All this time Persis was growing old and small. Her coat was thick, but shorter than of old; her tail waved far less wealth of hair. She jumped into the fountain one day by mistake, and as she stood still with clinging hair under the double shock of the water and the laughter one noticed what a little shrunken cat she had become; only her face was young and vivid with conflicting passions.

Then the last change of her life came. We went to a place which was a paradise for cats, but a paradise ringed with death; a rambling Elizabethan house, where mice ran and rattled behind the panels; a garden with bushes to creep behind and strange country creatures stirring in the grass; barns which were a preserve for rats and mice; and finally the three most important elements of happiness, entire freedom, no smuts, and no grandson.

Persis was overwhelmed with pressure of affairs; one saw her crouching near the farm in early morning; met her later on the stairs carrying home game, and was greeted only by a quick look as of one intent on business.

The one drawback to this place was that it was surrounded by woods, carefully preserved.

By this time I had come to two clear resolves; the first, that I would never again develop the sensibilities of an animal beyond certain limits; for one creates claims that one has no power to satisfy. The feelings of a sensitive animal are beyond our control, and beyond its own also.

And the second was this; since it is impossible to let an animal when it is old and ill live among human beings as it may when it is healthy; since it can by no possibility understand why sympathy is denied it and demonstrations of affection checked; I would myself, as soon as such signs of broken intercourse occurred, give Persis the lethal water. I had been haunted by the pathos in the face of a dog who had been and indeed still was a family pet; but he was deaf. Even when he was fondled an indescribable depression hung about him; he had fallen into silence, he knew not how or why. Dogs respond to nothing more quickly than the tones of the human voice, but now no voice came through the stillness. Despairingly he put himself, as they told us, in the way of those who passed, lay on steps or in the doorways. Since we cannot find means to alleviate such sufferings we can at least end them.

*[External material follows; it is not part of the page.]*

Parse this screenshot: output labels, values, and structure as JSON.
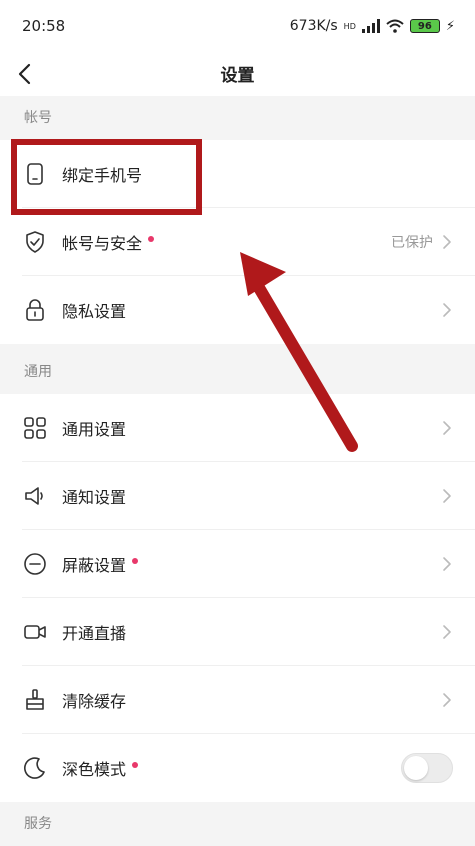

But I never needed to put this determination into effect. The last time I saw Persis was once when she came to greet me at the door, and lifting her I noticed how light she was; and again I saw her coming downstairs on some business of her own, with an air at once furtive and arrogant, quaint in so small a creature.

Then Persis vanished.

She had been absent before for days at a time; had once disappeared for three weeks and returned thin and exhausted. So at first we did not trouble; then we called her in the garden, in the fields and the coverts, wrote to find out if she had returned to some old home, and offered a reward for her finding; but all was fruitless. I do not know now whether she had gone away as some creatures do, to die alone, for the signs of age were on her; or if she had met a speedy death at the hands of a gamekeeper while she was following up some wild romance of the woods.